Ceratcystis fagacearum, otherwise known as oak wilt, is the single worst tree pathogen in central Texas. The devastation will not abate and is likely to get worse. Further, it is an epidemic disease afflicting all species of oaks from Illinois down to Texas. In this article, I will cover the basic science of the disease and offer some practical and effective responses to this disease. My hope is two-fold: that much of the misinformation about oak wilt will be dispelled and that I can inspire diligence amongst affected communities to produce a more successful response to the disease. Topics of this article will be as follows: biology of the pathogen, methods and rates of transmission, and prevention and prevention and oak wilt treatment.
Oak wilt is a fungal pathogen that affects all oak species.

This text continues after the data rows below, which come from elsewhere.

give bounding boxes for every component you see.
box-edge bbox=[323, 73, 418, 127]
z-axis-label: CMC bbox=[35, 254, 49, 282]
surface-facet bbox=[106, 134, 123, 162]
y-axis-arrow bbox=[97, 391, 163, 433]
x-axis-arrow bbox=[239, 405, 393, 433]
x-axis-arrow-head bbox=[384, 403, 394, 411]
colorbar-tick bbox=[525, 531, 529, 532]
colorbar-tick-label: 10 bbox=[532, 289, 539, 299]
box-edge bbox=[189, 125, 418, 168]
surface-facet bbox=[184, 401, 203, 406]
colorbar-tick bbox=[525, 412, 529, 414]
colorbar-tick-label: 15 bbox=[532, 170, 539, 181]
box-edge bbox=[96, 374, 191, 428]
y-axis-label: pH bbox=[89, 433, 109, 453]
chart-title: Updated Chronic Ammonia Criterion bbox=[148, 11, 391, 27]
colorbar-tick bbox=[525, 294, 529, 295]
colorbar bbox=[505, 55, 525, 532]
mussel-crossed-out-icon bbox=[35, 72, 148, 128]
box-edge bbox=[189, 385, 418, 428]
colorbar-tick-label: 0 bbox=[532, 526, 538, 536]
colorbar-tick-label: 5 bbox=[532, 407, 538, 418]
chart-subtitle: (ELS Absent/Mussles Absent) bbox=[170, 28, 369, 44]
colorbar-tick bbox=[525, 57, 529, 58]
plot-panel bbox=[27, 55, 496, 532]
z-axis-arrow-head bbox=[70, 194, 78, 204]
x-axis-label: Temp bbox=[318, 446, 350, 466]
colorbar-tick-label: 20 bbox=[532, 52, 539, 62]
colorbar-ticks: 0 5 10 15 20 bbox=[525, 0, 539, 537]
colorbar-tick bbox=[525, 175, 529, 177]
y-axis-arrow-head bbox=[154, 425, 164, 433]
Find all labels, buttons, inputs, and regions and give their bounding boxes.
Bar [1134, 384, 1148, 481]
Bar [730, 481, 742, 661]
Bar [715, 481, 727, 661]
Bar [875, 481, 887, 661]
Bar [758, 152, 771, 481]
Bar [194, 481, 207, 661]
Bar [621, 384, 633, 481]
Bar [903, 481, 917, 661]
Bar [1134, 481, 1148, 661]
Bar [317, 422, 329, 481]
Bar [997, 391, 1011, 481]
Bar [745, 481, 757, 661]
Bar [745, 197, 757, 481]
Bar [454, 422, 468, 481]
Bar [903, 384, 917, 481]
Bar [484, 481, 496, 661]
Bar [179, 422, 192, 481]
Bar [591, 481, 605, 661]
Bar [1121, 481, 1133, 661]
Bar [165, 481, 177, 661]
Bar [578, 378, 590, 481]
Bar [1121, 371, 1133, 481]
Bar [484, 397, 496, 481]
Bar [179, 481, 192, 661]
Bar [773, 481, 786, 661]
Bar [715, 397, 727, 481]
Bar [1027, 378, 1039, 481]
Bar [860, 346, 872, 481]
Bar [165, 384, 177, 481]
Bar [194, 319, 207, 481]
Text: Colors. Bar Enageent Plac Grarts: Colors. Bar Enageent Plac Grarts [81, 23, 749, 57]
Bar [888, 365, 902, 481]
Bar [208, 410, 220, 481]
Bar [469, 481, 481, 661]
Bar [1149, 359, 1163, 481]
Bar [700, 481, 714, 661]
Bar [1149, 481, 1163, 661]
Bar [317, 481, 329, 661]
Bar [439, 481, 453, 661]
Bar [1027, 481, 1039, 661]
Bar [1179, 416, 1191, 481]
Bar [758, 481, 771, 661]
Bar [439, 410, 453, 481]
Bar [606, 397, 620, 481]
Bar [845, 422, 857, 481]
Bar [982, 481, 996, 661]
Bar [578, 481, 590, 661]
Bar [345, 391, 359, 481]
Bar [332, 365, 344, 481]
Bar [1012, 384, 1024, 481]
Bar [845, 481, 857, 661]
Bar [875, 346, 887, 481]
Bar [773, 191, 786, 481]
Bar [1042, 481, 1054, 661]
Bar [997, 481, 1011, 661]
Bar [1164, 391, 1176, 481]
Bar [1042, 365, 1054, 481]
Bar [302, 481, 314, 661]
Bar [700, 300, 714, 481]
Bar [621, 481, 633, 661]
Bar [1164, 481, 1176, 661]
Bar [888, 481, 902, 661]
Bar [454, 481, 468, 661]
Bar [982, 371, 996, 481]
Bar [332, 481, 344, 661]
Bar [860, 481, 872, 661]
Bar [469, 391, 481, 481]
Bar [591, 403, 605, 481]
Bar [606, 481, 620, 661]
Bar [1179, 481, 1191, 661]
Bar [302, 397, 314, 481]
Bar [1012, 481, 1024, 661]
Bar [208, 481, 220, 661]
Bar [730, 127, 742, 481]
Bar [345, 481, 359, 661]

The fungus colonizes and thereby clogs the tree’s vascular tissue causing starvation and dehydration, thus the typical symptoms of leaf abscission (leaves falling off tree) with the following patterns: veinal chlorosis leading to necrosis (leaf vein death), less typical symptoms of tip and or margin blanching, and in cases of mortality in less than one month, the leaves turn brown quickly and remain on the tree.

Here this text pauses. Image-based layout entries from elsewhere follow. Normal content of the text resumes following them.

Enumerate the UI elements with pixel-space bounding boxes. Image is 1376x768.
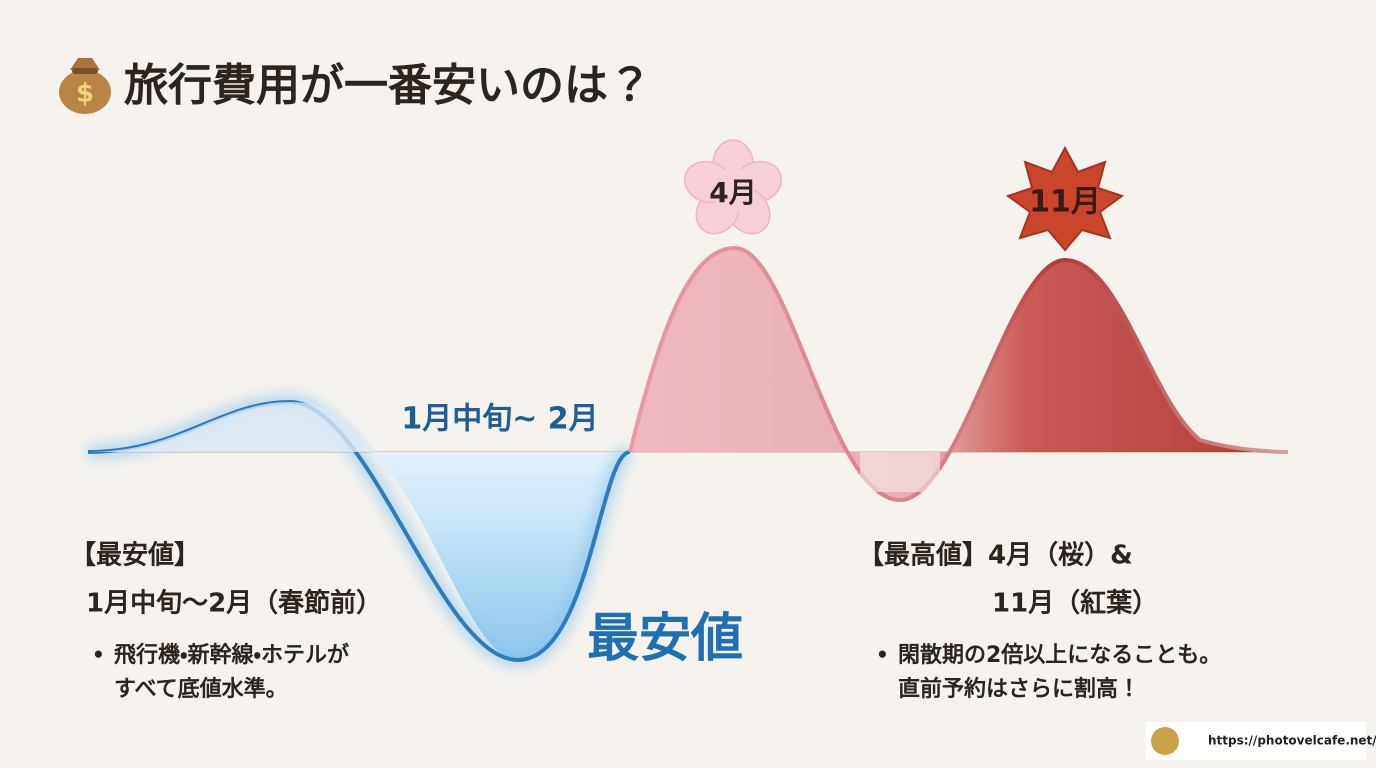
left-bullet-line: すべて底値水準。: [114, 676, 288, 702]
right-heading-cont: 11月（紅葉）: [992, 588, 1158, 619]
money-bag-icon: $: [59, 58, 111, 114]
maple-badge: [1005, 145, 1125, 252]
low-period-label: 1月中旬~ 2月: [401, 402, 598, 437]
left-heading: 【最安値】: [70, 540, 200, 571]
bullet-dot: •: [92, 643, 105, 667]
bullet-dot: •: [876, 643, 889, 667]
peak-season-curve: [628, 245, 1289, 503]
november-label: 11月: [1029, 185, 1101, 220]
peak-season-area: [630, 248, 1288, 500]
footer-logo: [1151, 727, 1179, 755]
left-period: 1月中旬〜2月（春節前）: [86, 588, 382, 619]
svg-text:$: $: [76, 79, 94, 109]
footer-url[interactable]: https://photovelcafe.net/: [1208, 734, 1376, 748]
footer-box: [1146, 722, 1366, 760]
right-bullet-line: 直前予約はさらに割高！: [898, 676, 1140, 702]
right-heading: 【最高値】4月（桜）&: [858, 541, 1133, 571]
left-bullet-line: 飛行機・新幹線・ホテルが: [114, 642, 349, 668]
dip-shade: [860, 452, 940, 492]
april-label: 4月: [709, 176, 756, 209]
winter-area: [88, 402, 375, 452]
right-bullet-line: 閑散期の2倍以上になることも。: [898, 643, 1221, 668]
title: 旅行費用が一番安いのは？: [124, 60, 652, 111]
sakura-badge: [683, 139, 783, 235]
cheapest-badge: 最安値: [587, 609, 743, 669]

Further, the tree’s immune system responds aggressively to the infection by trying to compartmentalize (kill infected tissue) the disease and in many or most cases ends up dying prematurely by means of a tree “suicide”.
Oak wilt is spread in central Texas primarily through means of grafted/interconnected root systems, allowing the disease ample routes to move from one to the next. Root transmission rate is dependent on many factors: amount of water (rainfall and or irrigation), distance of neighboring trees, number and size of root grafts, seasonal temperatures and amount of sunlight. I have witnessed little to no movement to slightly over 150 ft. of movement in one calendar year. It is less commonly spread by sap-feeding beetles called nitidulid beetles and bark-feeding beetles. In the case of the sap-feeding beetles, they land on fungal mats (because they have a smell similar to their food source of tree sap) growing on red oak species (Live Oaks do not produce fungal mats and therefore the firewood provides no threat), get the spores on their bodies, and then carry them to fresh wounds on oak trees, thereby infecting them. Beetle activity is year-round in central Texas. The beetles are more active during mild weather, but winter days with a high of 75 degrees are not an unusual occurrence. The infection of the largest tree I ever treated was in Hye, TX. It was due to a new beetle-caused infection during the month of January. Thus, transmission possibilities are all year long. Finally, I’d like to note that chainsaws do not transfer oak wilt and are self-sterilizing on account of the operating temperature exceeding the temperature that the fungus can live in.
Preventing Oak Wilt
Regarding our responses to the threat of this disease, what is most important to take from the insect vector information is that the beetles smell sap and are attracted by that smell. Therefore, spraying an oil-based paint on a pruning wound not only provides a barrier against spore transmission, but the smell of the paint acts as an extremely effective deterrent for a beetle with spores coming anywhere near the wounded area! The time of year for pruning is not nearly as critical as following professional pruning practices, such as sealing live tissue (not dead woodcuts, which are non-transmissible) promptly afterward. The tree in Hye, TX was not sealed after pruning because “it was winter”, but the science of tree wounding is that tree wounds in winter stay uncured and vulnerable much longer than in the other seasons due to their dormancy response time. As far as human wounding is concerned, I would like to make something absolutely crystal clear: construction companies and builders as well as ranchers using uneducated workers and heavy equipment make up the majority of new human-caused oak wilt cases. Finally, one thing we can do very little about and a main reason for new oak wilt centers, is that many of the tree wounds are naturally caused by things such as rubbing limbs, wind breakage, twig-gnawing insects, lightning strikes, squirrel- and porcupine-gnawing damage, and the like.
Beside sealing cuts and legislating and enforcing laws against construction-caused damage, we can also either trench around and/or treat trees to minimize tree loss.
Oak Wilt Treatment
In most residential cases, trenching is too difficult or impossible with underground pipelines, property boundaries etc., so I will go into depth on treating the disease with fungicide. Fungicide treatments can be as effective as 85% or better at saving individual trees from not only death, but significant canopy loss. The key to this success with treatment is retaining an expert to make a plan for treatment if you know the disease is within 200 ft. of your property. Experts should have a set per-inch diameter price, consistent high results with a single one-time-injection!, willingness to provide numerous references, a dedication to injecting within a monitored progression of the actual disease movement as opposed to injecting trees well beyond a year’s travel distance of the disease (to inflate their here and now need for income), use the product Alamo fungicide (as opposed to Kestrel or Quali Pro) and apply dosages of 20 ml per inch in most cases. The experience and training of the consultant and the injector are the most critical factors of achieving the high results of success and the capability of doing so in one treatment. Secondary treatments are rarely needed and generally have a much lower value than the initial injection.